African Journal of
Business Management

  • Abbreviation: Afr. J. Bus. Manage.
  • Language: English
  • ISSN: 1993-8233
  • DOI: 10.5897/AJBM
  • Start Year: 2007
  • Published Articles: 4188

Full Length Research Paper

A study of cost efficiency of Indian commercial banks- An impact of mergers

Pardeep Kaur and Gian Kaur      
Punjab School of Economics, Guru Nanak Dev University, Amritsar-143005, Punjab, India.
Email: [email protected]

  •  Accepted: 15 November 2010
  •  Published: 21 April 2013

Abstract

This paper investigates the cost efficiency of Indian public and private sector banks over the period 1990-2008 with unbalanced panel data by employing non-parametric data envelopment analysis technique (DEA). In this paper, an attempt is also made to examine the determinants of cost efficiency of banks by employing panel data least square regression model.
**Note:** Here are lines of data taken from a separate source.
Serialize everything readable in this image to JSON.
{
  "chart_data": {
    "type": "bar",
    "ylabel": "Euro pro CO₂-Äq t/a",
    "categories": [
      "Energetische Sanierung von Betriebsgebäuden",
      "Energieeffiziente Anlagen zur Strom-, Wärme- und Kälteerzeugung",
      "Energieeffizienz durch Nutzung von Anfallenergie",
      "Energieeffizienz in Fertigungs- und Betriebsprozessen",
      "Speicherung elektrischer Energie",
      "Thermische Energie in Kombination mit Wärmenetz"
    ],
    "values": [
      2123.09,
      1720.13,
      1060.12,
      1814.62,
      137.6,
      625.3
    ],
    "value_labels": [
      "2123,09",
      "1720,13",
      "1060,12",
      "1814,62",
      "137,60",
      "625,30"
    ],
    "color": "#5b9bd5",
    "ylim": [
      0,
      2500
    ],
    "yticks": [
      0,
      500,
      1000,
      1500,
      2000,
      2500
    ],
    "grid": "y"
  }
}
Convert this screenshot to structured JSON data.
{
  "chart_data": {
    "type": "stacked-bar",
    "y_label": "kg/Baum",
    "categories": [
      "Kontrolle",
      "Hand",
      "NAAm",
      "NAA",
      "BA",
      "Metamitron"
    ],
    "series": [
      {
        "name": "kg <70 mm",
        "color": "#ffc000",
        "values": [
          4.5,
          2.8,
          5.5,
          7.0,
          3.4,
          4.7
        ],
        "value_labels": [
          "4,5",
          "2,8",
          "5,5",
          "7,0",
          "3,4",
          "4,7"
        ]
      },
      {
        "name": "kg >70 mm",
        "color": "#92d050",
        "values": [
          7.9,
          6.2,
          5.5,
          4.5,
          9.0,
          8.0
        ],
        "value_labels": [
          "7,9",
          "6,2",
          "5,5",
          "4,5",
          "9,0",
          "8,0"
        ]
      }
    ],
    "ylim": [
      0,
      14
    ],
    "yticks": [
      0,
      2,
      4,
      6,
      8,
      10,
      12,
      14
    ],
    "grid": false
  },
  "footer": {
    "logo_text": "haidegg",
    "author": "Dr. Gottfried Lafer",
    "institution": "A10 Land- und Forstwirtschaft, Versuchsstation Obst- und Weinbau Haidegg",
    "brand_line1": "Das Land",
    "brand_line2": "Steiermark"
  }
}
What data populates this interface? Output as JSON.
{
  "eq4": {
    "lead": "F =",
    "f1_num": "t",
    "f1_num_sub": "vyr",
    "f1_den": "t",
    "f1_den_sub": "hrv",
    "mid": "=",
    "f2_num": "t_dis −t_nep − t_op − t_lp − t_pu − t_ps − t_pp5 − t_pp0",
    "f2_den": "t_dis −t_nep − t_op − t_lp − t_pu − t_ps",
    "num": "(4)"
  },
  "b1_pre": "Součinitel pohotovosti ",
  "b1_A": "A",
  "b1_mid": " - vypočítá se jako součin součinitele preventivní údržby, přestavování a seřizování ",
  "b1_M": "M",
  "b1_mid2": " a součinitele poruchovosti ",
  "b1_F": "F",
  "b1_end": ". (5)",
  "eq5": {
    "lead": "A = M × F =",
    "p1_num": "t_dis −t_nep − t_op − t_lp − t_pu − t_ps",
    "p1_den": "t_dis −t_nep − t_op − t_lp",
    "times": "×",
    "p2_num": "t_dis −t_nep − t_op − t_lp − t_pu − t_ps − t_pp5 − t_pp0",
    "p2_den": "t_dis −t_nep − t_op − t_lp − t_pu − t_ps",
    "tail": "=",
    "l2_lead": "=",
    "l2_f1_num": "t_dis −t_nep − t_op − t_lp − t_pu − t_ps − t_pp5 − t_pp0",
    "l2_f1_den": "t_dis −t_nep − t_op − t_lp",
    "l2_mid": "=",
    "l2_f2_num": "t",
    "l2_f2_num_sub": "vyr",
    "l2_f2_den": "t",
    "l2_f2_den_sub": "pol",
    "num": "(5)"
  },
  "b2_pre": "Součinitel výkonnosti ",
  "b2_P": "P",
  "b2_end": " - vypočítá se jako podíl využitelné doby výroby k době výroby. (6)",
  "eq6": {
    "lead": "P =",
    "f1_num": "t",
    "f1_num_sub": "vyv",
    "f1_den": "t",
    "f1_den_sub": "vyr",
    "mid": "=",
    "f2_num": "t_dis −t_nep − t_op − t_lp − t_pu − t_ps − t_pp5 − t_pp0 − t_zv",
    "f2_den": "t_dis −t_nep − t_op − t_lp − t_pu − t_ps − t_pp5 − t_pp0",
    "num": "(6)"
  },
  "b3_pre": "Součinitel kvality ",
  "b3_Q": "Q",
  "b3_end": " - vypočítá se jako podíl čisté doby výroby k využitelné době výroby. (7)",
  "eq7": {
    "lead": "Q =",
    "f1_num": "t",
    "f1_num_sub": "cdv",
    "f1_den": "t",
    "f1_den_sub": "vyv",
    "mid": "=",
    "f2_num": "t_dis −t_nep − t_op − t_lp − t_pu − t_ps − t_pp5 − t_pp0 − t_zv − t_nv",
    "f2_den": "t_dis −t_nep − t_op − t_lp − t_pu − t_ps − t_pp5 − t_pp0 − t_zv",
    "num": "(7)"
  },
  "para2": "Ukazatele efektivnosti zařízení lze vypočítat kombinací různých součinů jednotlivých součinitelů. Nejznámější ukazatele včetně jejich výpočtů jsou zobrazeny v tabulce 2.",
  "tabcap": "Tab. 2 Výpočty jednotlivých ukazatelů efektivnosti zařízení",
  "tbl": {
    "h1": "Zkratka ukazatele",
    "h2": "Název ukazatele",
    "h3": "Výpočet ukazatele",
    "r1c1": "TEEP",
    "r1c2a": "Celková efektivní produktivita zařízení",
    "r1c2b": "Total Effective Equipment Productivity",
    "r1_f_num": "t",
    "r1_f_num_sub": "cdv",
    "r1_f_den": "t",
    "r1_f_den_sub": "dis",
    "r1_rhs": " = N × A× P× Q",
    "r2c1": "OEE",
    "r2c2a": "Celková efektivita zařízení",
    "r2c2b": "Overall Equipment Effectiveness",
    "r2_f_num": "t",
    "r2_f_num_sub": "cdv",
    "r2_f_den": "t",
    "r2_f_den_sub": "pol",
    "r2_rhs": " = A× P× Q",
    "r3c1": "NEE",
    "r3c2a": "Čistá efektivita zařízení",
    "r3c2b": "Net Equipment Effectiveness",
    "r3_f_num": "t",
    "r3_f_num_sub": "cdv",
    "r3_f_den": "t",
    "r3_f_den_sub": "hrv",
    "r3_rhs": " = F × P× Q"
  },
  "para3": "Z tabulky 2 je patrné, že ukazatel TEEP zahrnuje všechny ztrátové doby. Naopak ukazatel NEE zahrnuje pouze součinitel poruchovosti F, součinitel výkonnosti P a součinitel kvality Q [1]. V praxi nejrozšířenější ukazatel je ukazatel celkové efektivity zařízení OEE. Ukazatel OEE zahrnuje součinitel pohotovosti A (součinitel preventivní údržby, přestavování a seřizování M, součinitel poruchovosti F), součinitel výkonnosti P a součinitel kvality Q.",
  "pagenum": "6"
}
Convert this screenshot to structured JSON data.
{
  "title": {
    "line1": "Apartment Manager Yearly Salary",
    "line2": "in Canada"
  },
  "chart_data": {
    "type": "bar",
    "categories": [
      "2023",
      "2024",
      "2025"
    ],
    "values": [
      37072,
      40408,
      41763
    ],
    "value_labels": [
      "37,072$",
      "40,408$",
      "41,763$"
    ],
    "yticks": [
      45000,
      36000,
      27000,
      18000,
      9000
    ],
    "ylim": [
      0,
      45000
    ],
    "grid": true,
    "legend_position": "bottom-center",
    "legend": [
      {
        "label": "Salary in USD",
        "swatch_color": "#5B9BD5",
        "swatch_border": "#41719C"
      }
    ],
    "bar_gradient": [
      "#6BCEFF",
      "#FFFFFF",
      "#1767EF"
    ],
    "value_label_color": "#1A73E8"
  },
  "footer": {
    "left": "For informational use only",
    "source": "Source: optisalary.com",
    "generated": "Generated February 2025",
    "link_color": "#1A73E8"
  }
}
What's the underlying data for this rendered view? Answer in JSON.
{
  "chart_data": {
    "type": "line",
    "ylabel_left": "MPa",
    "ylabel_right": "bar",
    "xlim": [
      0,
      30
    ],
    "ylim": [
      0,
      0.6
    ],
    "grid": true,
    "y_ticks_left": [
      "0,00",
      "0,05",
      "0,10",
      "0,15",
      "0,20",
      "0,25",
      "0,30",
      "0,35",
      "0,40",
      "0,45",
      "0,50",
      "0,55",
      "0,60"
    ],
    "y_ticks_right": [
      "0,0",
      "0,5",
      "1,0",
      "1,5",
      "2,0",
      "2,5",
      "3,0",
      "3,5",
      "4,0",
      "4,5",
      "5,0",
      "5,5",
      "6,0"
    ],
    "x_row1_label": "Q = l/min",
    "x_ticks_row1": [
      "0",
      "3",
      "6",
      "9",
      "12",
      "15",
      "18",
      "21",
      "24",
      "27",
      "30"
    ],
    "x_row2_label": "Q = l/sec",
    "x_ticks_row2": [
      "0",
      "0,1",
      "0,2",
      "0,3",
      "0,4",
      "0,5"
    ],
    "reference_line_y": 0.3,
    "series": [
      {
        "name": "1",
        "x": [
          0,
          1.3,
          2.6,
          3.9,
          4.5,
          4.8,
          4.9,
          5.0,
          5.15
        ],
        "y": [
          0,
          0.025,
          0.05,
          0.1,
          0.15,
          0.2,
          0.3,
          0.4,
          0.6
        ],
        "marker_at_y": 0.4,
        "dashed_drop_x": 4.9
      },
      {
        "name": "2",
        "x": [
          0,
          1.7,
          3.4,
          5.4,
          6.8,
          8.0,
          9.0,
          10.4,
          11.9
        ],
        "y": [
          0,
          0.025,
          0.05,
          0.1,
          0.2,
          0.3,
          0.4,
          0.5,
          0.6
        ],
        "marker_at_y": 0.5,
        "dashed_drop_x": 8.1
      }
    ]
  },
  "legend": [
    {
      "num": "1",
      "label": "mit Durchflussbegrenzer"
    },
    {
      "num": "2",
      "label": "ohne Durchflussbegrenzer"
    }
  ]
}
The study found that private sector banks are more efficient than public sector banks with average cost efficiency score 73.4 for public sector banks  as of 76.3 for the private sector banks in the country.  The findings of this study suggest that the dominant source of cost inefficiency among Indian commercial banks is allocative efficiency rather than technical inefficiency. The study has examined the impact of merger activity on the cost efficiency of Indian banks by employing OLS model and found the positive and significant impact of merger activity on efficiency. Among other factors associated positively and significantly with the efficiency are the size and profitability of banks and suggesting that banks with higher ROA exhibits higher efficiency scores.

 

Key words: Efficiency, DEA, profitability, banks, regression, mergers.